Week to explore the use of the framework Flask (based on Python) combined with web programming (HTML & CSS) to create web apps. Link to lecture on Youtube: CS50x 2025 - Lecture 9 - Flask
The task was to create a web application to keep track of friends’ birthdays by completing the TODO tasks unifying the code produced in several files.
The TODO tasks involved html manipulation, creating a form for users to submit and adding a loop that would fetch the data from the database. The SQLite database with all birthdays hasn't been uploaded to this repo.
The app.py contained the start of a Flask web application. The application has one route (/) that accepts both POST requests (after the if) and GET requests (after the else). The TODO tasks involved fetching, inserting new data, and displaying the data from the db.
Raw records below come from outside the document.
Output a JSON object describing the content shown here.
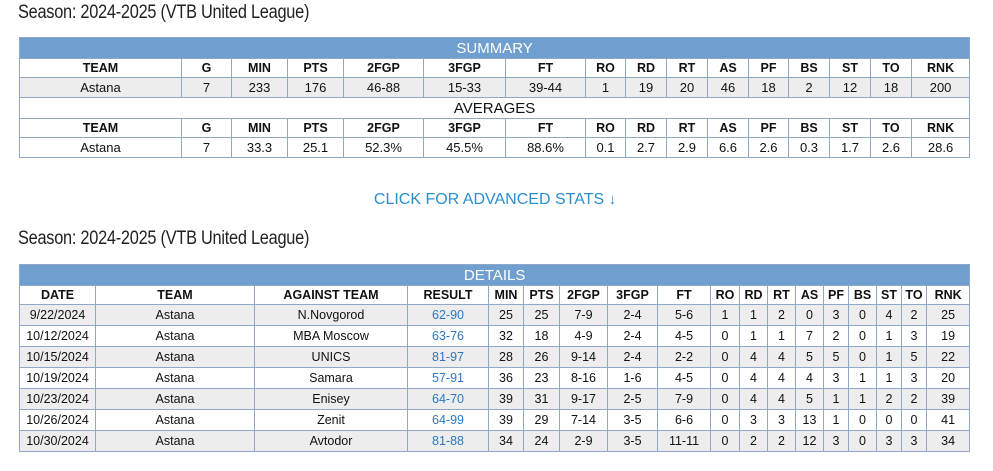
{
  "season_title_1": "Season: 2024-2025 (VTB United League)",
  "season_title_2": "Season: 2024-2025 (VTB United League)",
  "summary": {
    "banner": "SUMMARY",
    "headers": [
      "TEAM",
      "G",
      "MIN",
      "PTS",
      "2FGP",
      "3FGP",
      "FT",
      "RO",
      "RD",
      "RT",
      "AS",
      "PF",
      "BS",
      "ST",
      "TO",
      "RNK"
    ],
    "row": [
      "Astana",
      "7",
      "233",
      "176",
      "46-88",
      "15-33",
      "39-44",
      "1",
      "19",
      "20",
      "46",
      "18",
      "2",
      "12",
      "18",
      "200"
    ]
  },
  "averages": {
    "banner": "AVERAGES",
    "headers": [
      "TEAM",
      "G",
      "MIN",
      "PTS",
      "2FGP",
      "3FGP",
      "FT",
      "RO",
      "RD",
      "RT",
      "AS",
      "PF",
      "BS",
      "ST",
      "TO",
      "RNK"
    ],
    "row": [
      "Astana",
      "7",
      "33.3",
      "25.1",
      "52.3%",
      "45.5%",
      "88.6%",
      "0.1",
      "2.7",
      "2.9",
      "6.6",
      "2.6",
      "0.3",
      "1.7",
      "2.6",
      "28.6"
    ]
  },
  "advanced_link": {
    "label": "CLICK FOR ADVANCED STATS",
    "arrow": "↓"
  },
  "details": {
    "banner": "DETAILS",
    "headers": [
      "DATE",
      "TEAM",
      "AGAINST TEAM",
      "RESULT",
      "MIN",
      "PTS",
      "2FGP",
      "3FGP",
      "FT",
      "RO",
      "RD",
      "RT",
      "AS",
      "PF",
      "BS",
      "ST",
      "TO",
      "RNK"
    ],
    "rows": [
      [
        "9/22/2024",
        "Astana",
        "N.Novgorod",
        "62-90",
        "25",
        "25",
        "7-9",
        "2-4",
        "5-6",
        "1",
        "1",
        "2",
        "0",
        "3",
        "0",
        "4",
        "2",
        "25"
      ],
      [
        "10/12/2024",
        "Astana",
        "MBA Moscow",
        "63-76",
        "32",
        "18",
        "4-9",
        "2-4",
        "4-5",
        "0",
        "1",
        "1",
        "7",
        "2",
        "0",
        "1",
        "3",
        "19"
      ],
      [
        "10/15/2024",
        "Astana",
        "UNICS",
        "81-97",
        "28",
        "26",
        "9-14",
        "2-4",
        "2-2",
        "0",
        "4",
        "4",
        "5",
        "5",
        "0",
        "1",
        "5",
        "22"
      ],
      [
        "10/19/2024",
        "Astana",
        "Samara",
        "57-91",
        "36",
        "23",
        "8-16",
        "1-6",
        "4-5",
        "0",
        "4",
        "4",
        "4",
        "3",
        "1",
        "1",
        "3",
        "20"
      ],
      [
        "10/23/2024",
        "Astana",
        "Enisey",
        "64-70",
        "39",
        "31",
        "9-17",
        "2-5",
        "7-9",
        "0",
        "4",
        "4",
        "5",
        "1",
        "1",
        "2",
        "2",
        "39"
      ],
      [
        "10/26/2024",
        "Astana",
        "Zenit",
        "64-99",
        "39",
        "29",
        "7-14",
        "3-5",
        "6-6",
        "0",
        "3",
        "3",
        "13",
        "1",
        "0",
        "0",
        "0",
        "41"
      ],
      [
        "10/30/2024",
        "Astana",
        "Avtodor",
        "81-88",
        "34",
        "24",
        "2-9",
        "3-5",
        "11-11",
        "0",
        "2",
        "2",
        "12",
        "3",
        "0",
        "3",
        "3",
        "34"
      ]
    ]
  },
  "colors": {
    "banner": "#6f9fcf",
    "link": "#2a8fcf",
    "row_shade": "#ededed",
    "border": "#8fa8c8"
  }
}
This assignment had very defined and extensive TODO tasks for me to complete in a file called app.py, and all code produced within those endpoints was my solution to the task:
@app.route("/quote", methods=["GET", "POST"])
@login_required
def quote():
"""Get stock quote."""
return apology("TODO")
@app.route("/register", methods=["GET", "POST"])
def register():
"""Register user"""
return apology("TODO")
@app.route("/sell", methods=["GET", "POST"])
@login_required
def sell():
"""Sell shares of stock"""
return apology("TODO")The challenge was to implement, in order: register, quote, sell endpoints for C$50 Finance, a web app via which you can manage portfolios of stocks. Not only will this tool allow the user to check real stocks’ prices and portfolios’ values, it will also let the user “buy” and “sell” stocks by querying for stocks’ prices.
Context regarding the code that was given by CS50: After configuring Flask, notice how this file disables caching of responses (provided you’re in debugging mode, which you are by default in your code50 codespace), lest you make a change to some file but your browser not notice. Notice next how it configures Jinja with a custom “filter,” usd, a function (defined in helpers.py) that will make it easier to format values as US dollars (USD). It then further configures Flask to store sessions on the local filesystem (i.e., disk) as opposed to storing them inside of (digitally signed) cookies, which is Flask’s default. The file then configures CS50’s SQL module to use finance.db.
Thereafter are a whole bunch of routes, only two of which are fully implemented: login and logout. Read through the implementation of login first. Notice how it uses db.execute (from CS50’s library) to query finance.db. And notice how it uses check_password_hash to compare hashes of users’ passwords. Also notice how login “remembers” that a user is logged in by storing his or her user_id, an INTEGER, in session. That way, any of this file’s routes can check which user, if any, is logged in. Finally, notice how once the user has successfully logged in, login will redirect to "/", taking the user to their home page. Meanwhile, notice how logout simply clears session, effectively logging a user out.
Notice how most routes are “decorated” with @login_required (a function defined in helpers.py too). That decorator ensures that, if a user tries to visit any of those routes, he or she will first be redirected to login so as to log in.
Notice too how most routes support GET and POST. Even so, most of them (for now!) simply return an “apology,” since they’re not yet implemented.